In a letter to the California State Assembly, Brown succinctly explained his controversial decision:

To the Members of the California State Assembly:

ABx2 15 is not an ordinary bill because it deals with life and death. The crux of the matter is whether the State of California should continue to make it a crime for a dying person to end his life, no matter how great his pain or suffering.

I have carefully read the thoughtful opposition materials presented by a number of doctors, religious leaders and those who champion disability rights. I have considered the theological and religious perspectives that any deliberate shortening of one’s life is sinful.

I have also read the letters of those who support the bill, including heartfelt pleas from Brittany Maynard’s family and Archbishop Desmond Tutu. In addition, I have discussed this matter with a Catholic Bishop, two of my own doctors and former classmates and friends who take varied, contradictory and nuanced positions.

In the end, I was left to reflect on what I would want in the face of my own death.

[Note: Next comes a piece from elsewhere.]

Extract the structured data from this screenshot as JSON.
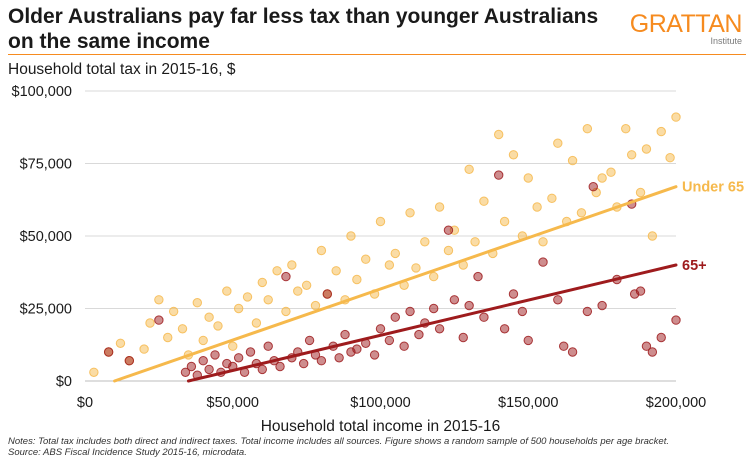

I do not know what I would do if I were dying in prolonged and excruciating pain. I am certain, however, that it would be a comfort to be able to consider the options afforded by this bill. And I wouldn’t deny that right to others.

Sincerely,
Edmund G. Brown, Jr.

Brown, a former Jesuit seminary student who at one time had studied to enter the priesthood, faced a “gut-wrenching” moral conflict over the decision to sign the bill, the Los Angeles Times notes. While the California State Legislature approved the bill last month, it was Brown’s job to make the final call on a policy that will affect patients all across the state—and is likely to resonate widely across the rest of the country.